A migraine is super-specific type of headache. Classically it’s a moderate to severe headache that’s throbbing in nature and tends to be localised to a particular area of the head. Migraines differ from the more common tension-type headache in that they tend to occur in episodes or clusters. It’s incredibly rare to experience migraines on a daily basis. They’re also associated with other symptoms such as nausea, vomiting and increased sensitivity to light.

What Causes Migraines?

The exact cause of migraines is unclear. They’re known as vascular headaches because they’re thought to be related to changes in blood flow in the brain. A popular theory is that blood vessels vasoconstrict and then vasodilate in response to changing levels of chemicals in the brain. The changes in chemicals can be triggered by a variety of causes such as food, drinks, fatigue and medication, but it can vary from person to person. Migraines are common, especially in women. One in five women—compared to one in 15 men—suffer from migraines regularly.

What Triggers Migraines?

This can be the trickiest area to uncover, as there are so many potential triggers, which vary greatly from person to person. Keep reading for some of the most common triggers.

A non-balanced or unhealthy diet—such as eating too much or one thing and not enough of others—can cause headaches. Other causes include irregular meals, dieting for long periods, cheese, caffeine, chocolate, red wine, citrus fruit, food additives (such as tyramine) and dehydration.

Environmental factors like cigarette smoke, computer screens, flickering lights and strong smells can trigger headaches.

Some medications can trigger headaches. If you’re on hormone replacement therapy or the combined oral contraceptive pill and you have or develop migraines, please see your doctor. Changes will need to be made to your medications, and your health could be at risk if you continue to use them.

Psychological disorders such as depression, anxiety, fatigue, lack of sleep and stress can all lead to migraines.

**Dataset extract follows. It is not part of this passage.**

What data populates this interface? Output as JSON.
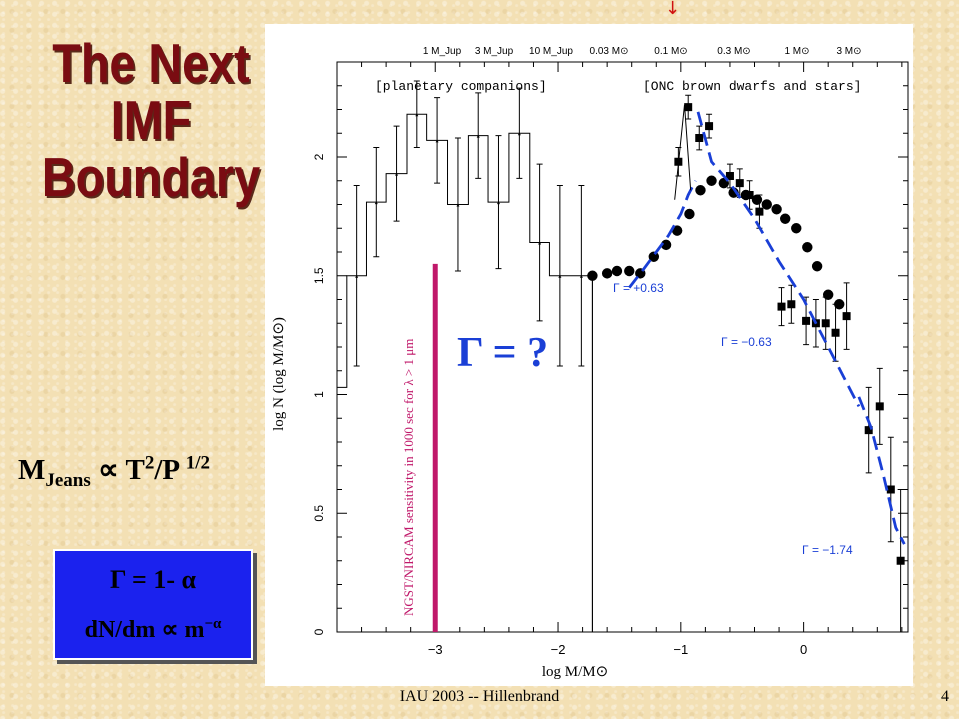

Hormonal changes such as menstrual migraines are due to changes in levels of oestrogen during your cycle. Menopause can also cause migraines.

What Are the Different Types of Migraines?

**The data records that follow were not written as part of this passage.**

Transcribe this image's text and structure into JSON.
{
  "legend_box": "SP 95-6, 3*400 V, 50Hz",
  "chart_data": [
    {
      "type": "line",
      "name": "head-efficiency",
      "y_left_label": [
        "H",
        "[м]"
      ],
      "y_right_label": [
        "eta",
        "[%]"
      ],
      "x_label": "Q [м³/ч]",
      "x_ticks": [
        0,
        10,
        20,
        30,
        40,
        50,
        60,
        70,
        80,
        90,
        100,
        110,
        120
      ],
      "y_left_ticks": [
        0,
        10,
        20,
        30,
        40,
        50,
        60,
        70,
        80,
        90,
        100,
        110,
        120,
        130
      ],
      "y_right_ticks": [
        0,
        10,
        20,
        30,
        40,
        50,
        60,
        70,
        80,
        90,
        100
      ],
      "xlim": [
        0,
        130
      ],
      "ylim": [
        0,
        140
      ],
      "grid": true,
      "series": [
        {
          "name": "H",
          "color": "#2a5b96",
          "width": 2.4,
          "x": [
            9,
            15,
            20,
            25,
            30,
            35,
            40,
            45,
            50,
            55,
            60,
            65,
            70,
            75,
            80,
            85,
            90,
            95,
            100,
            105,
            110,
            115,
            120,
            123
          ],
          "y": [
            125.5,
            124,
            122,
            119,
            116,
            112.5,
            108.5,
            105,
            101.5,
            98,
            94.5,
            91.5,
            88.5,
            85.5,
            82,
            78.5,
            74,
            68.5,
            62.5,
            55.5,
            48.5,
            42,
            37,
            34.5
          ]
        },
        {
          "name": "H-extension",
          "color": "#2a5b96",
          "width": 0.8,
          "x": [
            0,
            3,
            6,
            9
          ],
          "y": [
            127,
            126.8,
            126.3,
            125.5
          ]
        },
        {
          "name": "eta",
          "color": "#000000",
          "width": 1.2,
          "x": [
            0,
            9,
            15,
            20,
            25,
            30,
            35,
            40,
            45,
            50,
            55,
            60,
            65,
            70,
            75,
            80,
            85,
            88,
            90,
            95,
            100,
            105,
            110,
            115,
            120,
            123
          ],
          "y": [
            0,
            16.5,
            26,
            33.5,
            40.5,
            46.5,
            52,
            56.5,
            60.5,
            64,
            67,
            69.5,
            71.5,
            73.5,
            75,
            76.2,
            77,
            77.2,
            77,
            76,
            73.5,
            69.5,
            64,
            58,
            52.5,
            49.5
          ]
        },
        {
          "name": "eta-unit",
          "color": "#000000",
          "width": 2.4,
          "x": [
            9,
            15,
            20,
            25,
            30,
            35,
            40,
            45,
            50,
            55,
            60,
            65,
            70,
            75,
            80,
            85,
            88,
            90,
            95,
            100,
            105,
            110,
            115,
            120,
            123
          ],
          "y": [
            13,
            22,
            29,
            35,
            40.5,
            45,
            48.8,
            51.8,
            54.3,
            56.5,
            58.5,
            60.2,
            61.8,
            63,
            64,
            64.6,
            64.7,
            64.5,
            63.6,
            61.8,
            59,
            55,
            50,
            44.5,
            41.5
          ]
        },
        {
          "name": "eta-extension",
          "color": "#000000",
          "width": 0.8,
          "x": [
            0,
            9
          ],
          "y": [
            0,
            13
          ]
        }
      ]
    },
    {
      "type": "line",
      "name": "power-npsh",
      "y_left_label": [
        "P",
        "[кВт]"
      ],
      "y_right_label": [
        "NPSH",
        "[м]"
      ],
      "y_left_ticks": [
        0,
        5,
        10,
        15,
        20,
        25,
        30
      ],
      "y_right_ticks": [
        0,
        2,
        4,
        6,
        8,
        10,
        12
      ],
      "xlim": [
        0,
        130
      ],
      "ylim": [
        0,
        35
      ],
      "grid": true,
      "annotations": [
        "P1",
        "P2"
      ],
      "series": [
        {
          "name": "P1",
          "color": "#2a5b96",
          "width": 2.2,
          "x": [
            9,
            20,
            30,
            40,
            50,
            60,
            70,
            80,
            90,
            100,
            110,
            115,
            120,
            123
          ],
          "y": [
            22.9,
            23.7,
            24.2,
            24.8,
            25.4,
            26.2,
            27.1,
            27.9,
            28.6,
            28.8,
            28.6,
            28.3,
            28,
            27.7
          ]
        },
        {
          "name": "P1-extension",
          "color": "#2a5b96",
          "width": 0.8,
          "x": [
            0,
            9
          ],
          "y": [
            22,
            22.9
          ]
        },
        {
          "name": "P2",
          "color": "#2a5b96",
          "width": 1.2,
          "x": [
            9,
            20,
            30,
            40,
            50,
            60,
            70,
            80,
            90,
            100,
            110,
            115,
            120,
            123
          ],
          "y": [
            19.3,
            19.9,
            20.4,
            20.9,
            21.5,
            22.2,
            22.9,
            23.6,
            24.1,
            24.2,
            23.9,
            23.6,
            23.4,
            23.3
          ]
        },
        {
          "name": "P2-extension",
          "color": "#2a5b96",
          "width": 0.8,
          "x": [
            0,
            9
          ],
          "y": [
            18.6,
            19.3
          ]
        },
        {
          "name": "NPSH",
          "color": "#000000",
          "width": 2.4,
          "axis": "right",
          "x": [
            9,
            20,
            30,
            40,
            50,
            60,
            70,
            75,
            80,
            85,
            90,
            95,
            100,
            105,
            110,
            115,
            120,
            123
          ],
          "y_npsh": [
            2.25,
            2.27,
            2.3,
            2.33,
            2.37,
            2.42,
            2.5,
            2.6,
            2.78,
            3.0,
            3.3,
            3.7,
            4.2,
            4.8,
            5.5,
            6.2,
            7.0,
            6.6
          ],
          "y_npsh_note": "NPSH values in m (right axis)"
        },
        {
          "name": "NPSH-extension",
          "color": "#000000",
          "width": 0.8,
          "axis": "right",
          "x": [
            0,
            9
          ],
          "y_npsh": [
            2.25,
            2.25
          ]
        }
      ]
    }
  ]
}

1. Migraine With Aura: Often, warning symptoms develop before the migraine symptoms set in. Aura symptoms include visual disturbances, which consists of a temporary loss of vision, changes in light or objects rotating in the visual field. Numbness and/or pins and needles, which can affect the face, hands or arms, are also common. Speech can be temporally affected, and odd smells and sensations can also develop temporarily.

2. Migraine Without Aura: This is the most common type of migraine.

3. Silent Migraine: This is the least common type of migraines. In this case, aura symptoms occur, but the headache symptoms don't develop.

How Are Migraines Diagnosed?

If you experience any of the symptoms above, it’s important to see your doctor to assess your symptoms thoroughly. Migraine diagnosis is made based on the clinical symptoms. Your doctor will also run blood tests to ensure there are no underlying causes to your symptoms.

Treatment Options

Simple painkillers are the first line of treatment, such as paracetamol and ibuprofen. Triptans are a specific group of medications that can be prescribed by your doctor. These target the chemical changes that trigger changes in blood flow in the brain, which is the underlying cause of a migraine. Anti-emetic medications (anti-sickness drugs) can be prescribed if nausea and vomiting are part of your symptoms.

If your migraine symptoms are affecting your ability to function on a daily basis, see your doctor. There are many medications that can be prescribed, such as prophylaxis, which prevents you from developing the migraines so frequently and severely. It’s worth keeping a headache diary to see if a pattern emerges regarding the possible triggers. The biggest challenge is often identifying the triggers, but once they have been identified they can be avoided and the frequency and severity of migraines can be significantly reduced.